9. The automatic evaluation method for pilot training operations based on rule-guided and artificial intelligence fusion as described in claim 1, characterized in that, Step S104 and subsequent steps include: visually converting the alignment difference between the optimal alignment path and the standard path; synchronously outputting correction instructions on the operation interaction terminal; using logical guidance constraints to provide real-time guidance feedback with semantic continuity to the operation subject; the extraction process of the observation probability vector sequence in step S102 is achieved in the following way: adopting an architecture that integrates deep residual networks and long short-term memory networks; capturing the instantaneous features and long-term temporal features of the operation behavior through a sliding time window, with a sampling frequency of not less than 100Hz and a response delay of not more than 50ms, and converting the recognition results into a probability distribution vector that satisfies the unitization constraint.
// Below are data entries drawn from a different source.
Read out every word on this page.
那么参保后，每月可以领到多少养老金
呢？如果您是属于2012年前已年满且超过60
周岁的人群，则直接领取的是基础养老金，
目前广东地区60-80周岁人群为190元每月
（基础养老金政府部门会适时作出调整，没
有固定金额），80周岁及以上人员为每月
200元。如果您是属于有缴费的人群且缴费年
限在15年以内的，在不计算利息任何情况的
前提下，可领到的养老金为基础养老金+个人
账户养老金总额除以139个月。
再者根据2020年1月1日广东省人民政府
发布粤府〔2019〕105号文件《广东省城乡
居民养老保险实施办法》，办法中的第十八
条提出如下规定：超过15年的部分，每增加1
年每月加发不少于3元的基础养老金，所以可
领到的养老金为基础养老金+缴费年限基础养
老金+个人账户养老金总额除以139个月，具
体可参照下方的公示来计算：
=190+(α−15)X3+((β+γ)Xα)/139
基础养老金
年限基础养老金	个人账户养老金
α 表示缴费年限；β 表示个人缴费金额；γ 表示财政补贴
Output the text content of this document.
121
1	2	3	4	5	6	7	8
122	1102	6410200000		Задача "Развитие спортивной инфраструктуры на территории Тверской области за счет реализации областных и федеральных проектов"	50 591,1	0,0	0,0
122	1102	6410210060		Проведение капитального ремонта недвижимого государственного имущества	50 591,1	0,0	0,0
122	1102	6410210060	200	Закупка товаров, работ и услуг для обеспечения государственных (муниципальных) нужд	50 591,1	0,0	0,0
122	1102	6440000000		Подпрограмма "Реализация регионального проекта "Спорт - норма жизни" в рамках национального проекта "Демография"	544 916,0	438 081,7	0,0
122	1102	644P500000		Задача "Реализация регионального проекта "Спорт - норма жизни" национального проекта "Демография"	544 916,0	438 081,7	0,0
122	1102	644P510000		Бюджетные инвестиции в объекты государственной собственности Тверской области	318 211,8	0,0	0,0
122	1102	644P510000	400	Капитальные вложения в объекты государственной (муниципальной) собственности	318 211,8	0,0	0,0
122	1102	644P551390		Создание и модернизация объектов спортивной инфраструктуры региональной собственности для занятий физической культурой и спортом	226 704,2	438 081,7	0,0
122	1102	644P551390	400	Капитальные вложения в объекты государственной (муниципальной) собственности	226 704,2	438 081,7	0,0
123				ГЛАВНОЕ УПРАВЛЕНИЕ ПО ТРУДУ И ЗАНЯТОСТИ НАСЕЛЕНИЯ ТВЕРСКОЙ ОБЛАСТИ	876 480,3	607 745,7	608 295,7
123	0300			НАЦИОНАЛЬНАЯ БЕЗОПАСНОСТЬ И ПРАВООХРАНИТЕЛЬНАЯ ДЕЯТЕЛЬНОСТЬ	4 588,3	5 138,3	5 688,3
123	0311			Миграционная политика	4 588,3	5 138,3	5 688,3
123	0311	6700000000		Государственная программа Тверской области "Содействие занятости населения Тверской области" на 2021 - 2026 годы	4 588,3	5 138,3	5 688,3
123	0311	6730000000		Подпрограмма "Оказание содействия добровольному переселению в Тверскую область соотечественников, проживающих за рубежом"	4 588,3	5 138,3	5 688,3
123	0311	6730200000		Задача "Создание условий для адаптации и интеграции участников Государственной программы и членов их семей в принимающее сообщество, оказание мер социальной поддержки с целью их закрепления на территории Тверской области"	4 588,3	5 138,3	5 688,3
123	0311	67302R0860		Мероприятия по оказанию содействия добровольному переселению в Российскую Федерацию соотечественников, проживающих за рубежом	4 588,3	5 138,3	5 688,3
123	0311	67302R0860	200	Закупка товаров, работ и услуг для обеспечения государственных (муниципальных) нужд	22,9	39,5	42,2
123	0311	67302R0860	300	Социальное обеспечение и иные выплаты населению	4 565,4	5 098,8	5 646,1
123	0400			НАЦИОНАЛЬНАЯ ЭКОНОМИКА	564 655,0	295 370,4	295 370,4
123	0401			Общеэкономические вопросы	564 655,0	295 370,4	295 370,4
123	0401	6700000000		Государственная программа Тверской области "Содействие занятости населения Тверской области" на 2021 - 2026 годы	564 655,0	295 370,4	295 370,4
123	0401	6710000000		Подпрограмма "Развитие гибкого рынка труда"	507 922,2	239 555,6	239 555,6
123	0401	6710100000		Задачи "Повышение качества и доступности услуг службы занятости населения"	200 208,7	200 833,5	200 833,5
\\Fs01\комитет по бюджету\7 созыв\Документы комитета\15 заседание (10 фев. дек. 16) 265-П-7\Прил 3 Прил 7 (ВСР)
10. An automatic evaluation system for pilot training operations based on rule-guided and artificial intelligence fusion, used to implement the automatic evaluation method for pilot training operations based on rule-guided and artificial intelligence fusion as described in claim 1, characterized in that, include: The module includes a model building module, a multimodal feature extraction module, a path search module, and an evaluation result generation module. The model building module is used to perform step S101 to transform the sequential constraints in the baseline job rule set into a semantic topological space with a state transition probability matrix. The multimodal feature extraction module is used to execute step S102 to obtain the multimodal features of the working subject in the process of performing the target work behavior, and output the confidence vector of each operation event at each time moment to form an observation probability vector sequence that represents the probability distribution of each operation at the current time. The path search module is used to perform step S103 to map the observation probability vector sequence to the semantic topology space, calculate the state alignment relative entropy between the observation probability vector sequence and the state transition path, and recursively search for the optimal state alignment path in the semantic topology space to generate the job deviation cost represented by the state alignment relative entropy. The evaluation result generation module is used to execute step S104 to determine and output the job performance evaluation index based on the job deviation cost of the optimal state alignment path relative to the baseline job rule set and the time characteristics of state transition.